漢字もあり文字の量も多めですので、小さいお子さんには、最初は一緒に読んであげるのがおすすめです。お子さんが大きくなってからも、長く楽しんでいただける1冊ですよ。
幸せに満たされるクリスマスツリーの“指南書”
最後にご紹介するのは、『クリスマスツリーをかざろう』(BL出版)。表紙から裏表紙まで赤いリボンがぐるりと描かれていて、このままプレゼントとして渡せるくらい素敵なビジュアルです。私はあたたかくてどこか懐かしさを感じるこの絵が大好きで、クリスマスが近づくと、まずはこの絵本を飾って気分を盛り上げます。
『クリスマスツリーをかざろう』(文:パトリシア・トート、絵:ジャーヴィス、訳:なかがわちひろ/BL出版)

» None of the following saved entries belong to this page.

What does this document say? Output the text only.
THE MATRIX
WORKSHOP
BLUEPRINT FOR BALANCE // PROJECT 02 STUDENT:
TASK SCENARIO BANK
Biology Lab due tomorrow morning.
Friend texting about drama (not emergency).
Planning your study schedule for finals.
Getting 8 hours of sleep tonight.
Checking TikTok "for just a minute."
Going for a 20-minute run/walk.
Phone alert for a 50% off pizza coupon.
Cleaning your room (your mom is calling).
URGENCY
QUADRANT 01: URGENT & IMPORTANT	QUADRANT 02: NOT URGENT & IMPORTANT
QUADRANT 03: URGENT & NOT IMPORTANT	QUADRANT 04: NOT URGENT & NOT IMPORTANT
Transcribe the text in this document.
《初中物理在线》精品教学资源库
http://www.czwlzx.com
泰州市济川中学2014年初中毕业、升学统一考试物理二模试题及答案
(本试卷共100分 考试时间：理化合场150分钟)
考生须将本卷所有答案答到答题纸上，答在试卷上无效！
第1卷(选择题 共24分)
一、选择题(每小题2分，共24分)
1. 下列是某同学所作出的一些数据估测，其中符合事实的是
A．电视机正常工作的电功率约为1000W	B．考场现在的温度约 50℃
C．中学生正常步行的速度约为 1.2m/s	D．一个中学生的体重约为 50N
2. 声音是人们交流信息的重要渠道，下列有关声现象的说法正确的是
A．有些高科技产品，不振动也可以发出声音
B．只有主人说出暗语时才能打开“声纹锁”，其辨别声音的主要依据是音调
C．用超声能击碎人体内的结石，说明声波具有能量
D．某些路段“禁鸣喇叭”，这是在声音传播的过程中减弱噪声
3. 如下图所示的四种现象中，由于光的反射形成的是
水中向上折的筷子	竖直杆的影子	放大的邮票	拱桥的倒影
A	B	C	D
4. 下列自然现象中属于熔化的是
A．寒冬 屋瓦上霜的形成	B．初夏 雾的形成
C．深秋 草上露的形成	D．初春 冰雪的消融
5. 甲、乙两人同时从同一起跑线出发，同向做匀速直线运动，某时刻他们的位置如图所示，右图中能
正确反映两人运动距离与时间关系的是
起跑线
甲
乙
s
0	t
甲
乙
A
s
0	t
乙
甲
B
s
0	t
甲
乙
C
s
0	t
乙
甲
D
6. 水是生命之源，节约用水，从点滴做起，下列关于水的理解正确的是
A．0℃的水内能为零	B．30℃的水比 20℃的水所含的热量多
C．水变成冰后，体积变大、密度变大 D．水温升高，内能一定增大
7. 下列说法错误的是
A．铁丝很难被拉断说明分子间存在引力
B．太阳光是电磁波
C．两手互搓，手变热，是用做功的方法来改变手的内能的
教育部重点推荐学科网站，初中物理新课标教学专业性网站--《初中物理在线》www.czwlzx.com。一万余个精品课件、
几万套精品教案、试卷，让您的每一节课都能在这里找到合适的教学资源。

こちらの絵本は、タイトルどおり、クリスマスツリーを完成させるための指南書です。なんて贅沢で愛らしい指南書なのでしょうか。
シーンは、家族が生の木を調達しに出かけるところから始まります。モミ、マツ、トウヒ、いろいろな木の中から“わが家の1本”を選びます。お気に入りの木を見つけたら、車の屋根にのせて帰りましょう。
家へ戻ったら、部屋を片付けなくっちゃ。木はツリースタンドに立てるため、けずり直す必要もあります。さあ、いよいよ飾りつけが始まりますよ。
友達を呼んで一緒に、豆電球のコードを巻き付けたり、オーナメントを吊るしたり、キラキラのモールをふわりとかけたり。木のてっぺんには星を飾りましょうか? それともリボンにする?
最後は、いよいよクライマックス。部屋の電気を消して真っ暗にしたら、「せーの!」で、豆電球の明かりをつけるのです。
本書に記されているのは、内容的にはそれきりなのですが、とにもかくにも絵が素晴らしい! ドラマティックな山場もちゃんと用意されています。クリスマスツリーの飾り方をわかりやすく指南する実用書でありながら、同時に、お子さんやご家族がクリスマスの幸せに満たされる絵本なのです。
「だれもが きっと クリスマスの まほうに かかることでしょう。」
ぜひ、お手にとってお確かめくださいね。
私自身、毎年クリスマスの前になると、親しい友人のお子さんやお孫さんへ贈る絵本を選ぶのが恒例となっています。絵と言葉で紡がれた美しい世界、クリスマスの優しさをそっと託して──。
絵本に内包された大切なメッセージは、けっして古びることがありません。クリスマスプレゼントに絵本、おすすめですよ。